ACEs may be linked to London's youth violence

London’s child health programmes must be extended to pre-school years to prevent the effects of violence lasting into adulthood.

Jul 5, 2018
By Serena Lander
Sadiq Khan

A report by London Assembly’s Health Committee has found that the Mayor’s Healthy Early Years programme fails to act at the most critical time of a child’s health – the first 1,000 days.

It also said that Adverse Childhood Experiences (ACEs) increase the child’s risk of violent and suicidal behaviour, and this must be considered when tackling London’s rise in youth violence.

One in eight children experience more than one ACE, such as physical or emotional neglect, sexual abuse, living around domestic violence or engaging in substance misuse.

The committee noted that a child in London is more likely to be murdered under the age of one than any other time during their life.

Its report said: “When a child or young person lives with ACEs, their brain does not get the rest it needs through the day as it is constantly reacting to threatening stimuli. This leads to the development of chronic stress in young people and everyday neutral situations seem threatening. This often leads young people to be anxious, disengaged and underachieving at school. It can lead to violence.”
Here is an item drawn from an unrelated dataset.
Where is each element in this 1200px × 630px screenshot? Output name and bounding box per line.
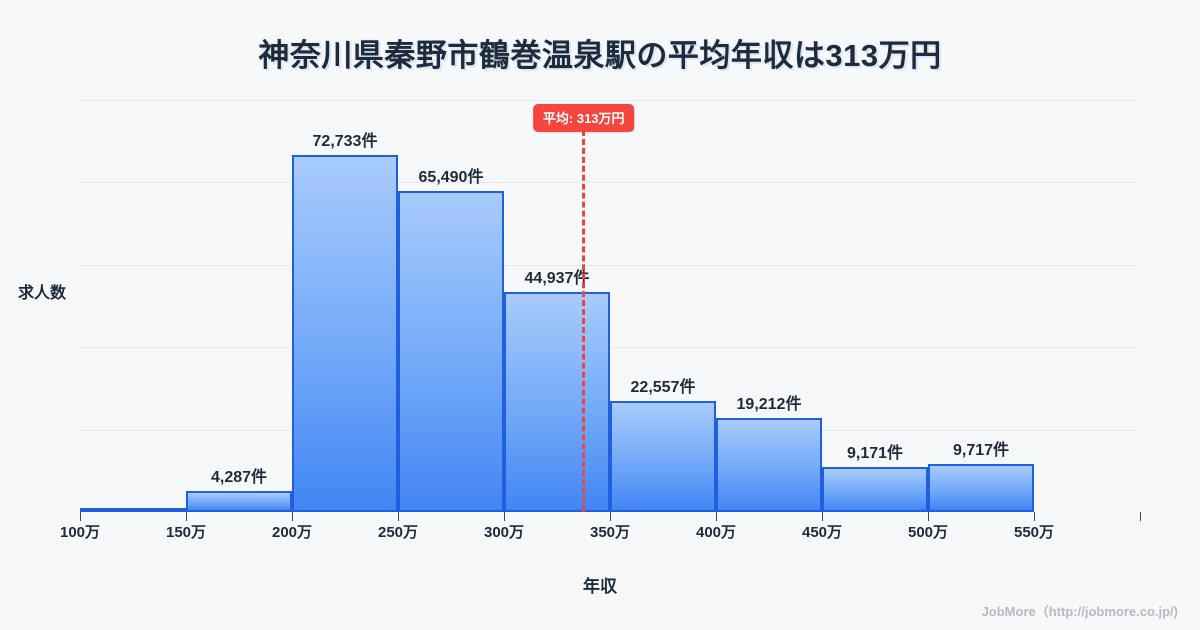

And it pointed to a US study that showed 50 per cent of juvenile offenders in Florida had experienced four or more ACEs, far higher than the general population, suggesting a direct correlation between criminal behaviour and early years experiences.

The risk of a young person becoming serious, violent and chronic offenders was raised 58 per cent if they experienced physical abuse during their childhood and by 119 per cent if a member of their household was in prison.
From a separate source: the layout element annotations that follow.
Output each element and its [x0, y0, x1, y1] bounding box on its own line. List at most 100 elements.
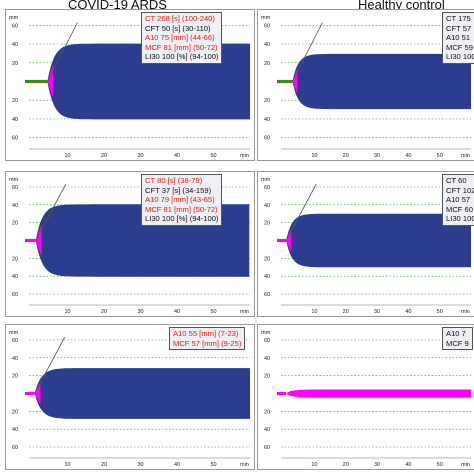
teg-chart-svg: mm 60 40 20 20 40 60 10 20 30 40 50 min	[261, 330, 471, 468]
legend-parameter-row: LI30 100 [%] (94-100)	[145, 214, 219, 224]
x-tick-label: 10	[311, 462, 317, 468]
legend-parameter-row: MCF 59	[446, 42, 474, 52]
teg-baseline	[25, 238, 36, 243]
y-tick-label: 40	[264, 42, 270, 48]
x-tick-label: 10	[65, 462, 71, 468]
alpha-angle-line	[34, 337, 66, 394]
alpha-angle-line	[285, 184, 317, 241]
teg-panel-covid-top: mm 60 40 20 20 40 60 10 20 30 40 50 min CT 268 [s] (1…	[5, 9, 255, 161]
y-tick-label: 40	[264, 203, 270, 209]
clot-formation-wedge	[34, 382, 41, 405]
legend-parameter-row: A10 55 [mm] (7-23)	[173, 329, 239, 338]
teg-panel-covid-bottom: mm 60 40 20 20 40 60 10 20 30 40 50 min A10 55 [mm] (…	[5, 324, 255, 470]
x-tick-label: 40	[405, 462, 411, 468]
y-tick-label: 20	[12, 374, 18, 380]
teg-baseline	[277, 391, 287, 396]
teg-trace-envelope	[292, 53, 471, 110]
parameter-legend: CT 80 [s] (38-79) CFT 37 [s] (34-159) A10 …	[141, 174, 223, 226]
y-tick-label: 40	[12, 203, 18, 209]
teg-trace-envelope	[286, 389, 471, 398]
legend-parameter-row: A10 7	[446, 329, 466, 338]
legend-parameter-row: LI30 100	[446, 52, 474, 62]
clot-formation-wedge	[286, 228, 292, 253]
y-tick-label: 20	[264, 256, 270, 262]
y-tick-label: 60	[264, 338, 270, 344]
teg-chart-svg: mm 60 40 20 20 40 60 10 20 30 40 50 min	[9, 330, 250, 468]
y-tick-label: 60	[12, 292, 18, 298]
x-tick-label: 20	[101, 309, 107, 315]
x-tick-label: 10	[65, 153, 71, 159]
y-tick-label: 40	[12, 356, 18, 362]
legend-parameter-row: CFT 37 [s] (34-159)	[145, 185, 212, 195]
x-tick-label: 50	[437, 153, 443, 159]
teg-chart-svg: mm 60 40 20 20 40 60 10 20 30 40 50 min	[261, 15, 471, 159]
teg-baseline	[25, 391, 35, 396]
x-unit-label: min	[461, 309, 470, 315]
clot-formation-wedge	[292, 69, 298, 94]
y-tick-label: 20	[264, 98, 270, 104]
y-tick-label: 60	[264, 185, 270, 191]
x-tick-label: 20	[343, 309, 349, 315]
x-tick-label: 10	[65, 309, 71, 315]
parameter-legend: A10 7 MCF 9	[442, 327, 473, 351]
y-tick-label: 20	[12, 98, 18, 104]
y-tick-label: 60	[264, 292, 270, 298]
y-tick-label: 60	[12, 445, 18, 451]
x-tick-label: 40	[174, 309, 180, 315]
y-tick-label: 20	[12, 61, 18, 67]
x-tick-label: 30	[138, 153, 144, 159]
y-tick-label: 20	[12, 221, 18, 227]
x-tick-label: 10	[311, 309, 317, 315]
x-unit-label: min	[240, 462, 249, 468]
y-tick-label: 40	[264, 427, 270, 433]
alpha-angle-line	[35, 184, 67, 241]
legend-parameter-row: CT 268 [s] (100-240)	[145, 14, 215, 23]
x-tick-label: 40	[405, 153, 411, 159]
x-tick-label: 50	[211, 153, 217, 159]
legend-parameter-row: LI30 100 [%] (94-100)	[145, 52, 219, 62]
teg-trace-envelope	[286, 213, 471, 268]
teg-panel-healthy-top: mm 60 40 20 20 40 60 10 20 30 40 50 min CT 175 CFT 57 A…	[257, 9, 474, 161]
legend-parameter-row: A10 79 [mm] (43-65)	[145, 195, 215, 205]
y-tick-label: 40	[12, 427, 18, 433]
legend-parameter-row: LI30 100	[446, 214, 474, 224]
y-tick-label: 60	[264, 136, 270, 142]
teg-baseline	[277, 238, 287, 243]
legend-parameter-row: MCF 81 [mm] (50-72)	[145, 204, 218, 214]
y-tick-label: 20	[12, 409, 18, 415]
y-tick-label: 40	[264, 274, 270, 280]
legend-parameter-row: A10 51	[446, 33, 471, 43]
y-tick-label: 60	[12, 338, 18, 344]
teg-panel-healthy-middle: mm 60 40 20 20 40 60 10 20 30 40 50 min CT 60 CFT 102 A…	[257, 171, 474, 317]
legend-parameter-row: CFT 57	[446, 23, 472, 33]
legend-parameter-row: MCF 60	[446, 204, 474, 214]
parameter-legend: CT 60 CFT 102 A10 57 MCF 60 LI30 100	[442, 174, 474, 226]
legend-parameter-row: MCF 81 [mm] (50-72)	[145, 42, 218, 52]
legend-parameter-row: MCF 9	[446, 338, 469, 348]
y-tick-label: 20	[264, 374, 270, 380]
x-tick-label: 30	[374, 153, 380, 159]
x-tick-label: 20	[101, 462, 107, 468]
legend-parameter-row: CT 60	[446, 176, 467, 185]
x-tick-label: 50	[211, 309, 217, 315]
y-tick-label: 60	[264, 23, 270, 29]
alpha-angle-line	[292, 22, 323, 82]
y-tick-label: 40	[12, 274, 18, 280]
x-unit-label: min	[240, 153, 249, 159]
y-tick-label: 40	[264, 117, 270, 123]
x-tick-label: 10	[311, 153, 317, 159]
x-tick-label: 20	[343, 462, 349, 468]
clot-formation-wedge	[286, 390, 292, 397]
y-unit-label: mm	[261, 330, 271, 336]
y-tick-label: 60	[12, 23, 18, 29]
parameter-legend: CT 175 CFT 57 A10 51 MCF 59 LI30 100	[442, 12, 474, 64]
y-unit-label: mm	[261, 177, 271, 183]
y-tick-label: 40	[12, 42, 18, 48]
x-tick-label: 50	[211, 462, 217, 468]
y-tick-label: 40	[264, 356, 270, 362]
x-tick-label: 30	[138, 309, 144, 315]
y-tick-label: 20	[12, 256, 18, 262]
parameter-legend: A10 55 [mm] (7-23) MCF 57 [mm] (9-25)	[169, 327, 246, 351]
legend-parameter-row: A10 75 [mm] (44-66)	[145, 33, 215, 43]
x-tick-label: 20	[343, 153, 349, 159]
To understand the rise in violent youth crime, these factors must be considered especially for children under the age of two years old.

Dr Onkar Sahota AM, Chair of the Health Committee said: “The first 1,000 days are critical. It can be as serious as to lead to a life of health complications or even a life of crime if we get it wrong.
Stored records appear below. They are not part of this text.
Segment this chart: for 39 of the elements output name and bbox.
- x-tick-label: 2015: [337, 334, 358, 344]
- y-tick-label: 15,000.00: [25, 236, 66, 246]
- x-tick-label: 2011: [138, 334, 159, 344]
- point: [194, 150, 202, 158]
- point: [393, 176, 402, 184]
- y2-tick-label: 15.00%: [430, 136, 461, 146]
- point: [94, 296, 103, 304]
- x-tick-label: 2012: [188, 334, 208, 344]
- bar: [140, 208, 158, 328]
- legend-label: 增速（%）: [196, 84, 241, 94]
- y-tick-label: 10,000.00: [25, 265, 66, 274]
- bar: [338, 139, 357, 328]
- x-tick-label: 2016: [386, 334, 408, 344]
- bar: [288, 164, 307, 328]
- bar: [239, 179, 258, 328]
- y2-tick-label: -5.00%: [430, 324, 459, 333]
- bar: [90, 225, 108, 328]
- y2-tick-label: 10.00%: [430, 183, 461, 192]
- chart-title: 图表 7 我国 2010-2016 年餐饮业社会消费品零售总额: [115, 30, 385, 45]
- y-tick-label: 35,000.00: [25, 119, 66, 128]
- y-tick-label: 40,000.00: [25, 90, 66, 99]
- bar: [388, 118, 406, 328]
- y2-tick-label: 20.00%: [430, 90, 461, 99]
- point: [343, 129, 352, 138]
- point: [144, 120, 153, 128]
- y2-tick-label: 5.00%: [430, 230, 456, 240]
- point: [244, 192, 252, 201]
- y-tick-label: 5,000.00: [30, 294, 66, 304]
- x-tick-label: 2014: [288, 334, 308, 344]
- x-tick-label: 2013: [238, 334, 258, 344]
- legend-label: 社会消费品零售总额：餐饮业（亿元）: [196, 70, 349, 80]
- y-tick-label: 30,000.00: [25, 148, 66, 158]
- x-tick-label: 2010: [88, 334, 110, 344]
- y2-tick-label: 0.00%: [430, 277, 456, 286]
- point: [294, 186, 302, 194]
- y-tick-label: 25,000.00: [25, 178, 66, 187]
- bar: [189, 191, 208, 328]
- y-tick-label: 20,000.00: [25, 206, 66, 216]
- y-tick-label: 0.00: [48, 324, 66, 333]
“Some families need help in this critical time and the Mayor should step up to recognise that by two years old it may well sadly be too little, too late. We welcome his overall ambition, but we have heard from experts that waiting until infants enter childcare is just not good enough.

“He needs to stretch his efforts to intervene earlier and support parents from the beginning.”

The Children’s Commissioner released a report on Wednesday (July 4) into childhood vulnerability which estimated that 2.1 million children in England – one in six – are living vulnerable lives due to complex family circumstances.

It said there are 86,000 children who have a parent in prison, and around 27,000 children involved in street gangs.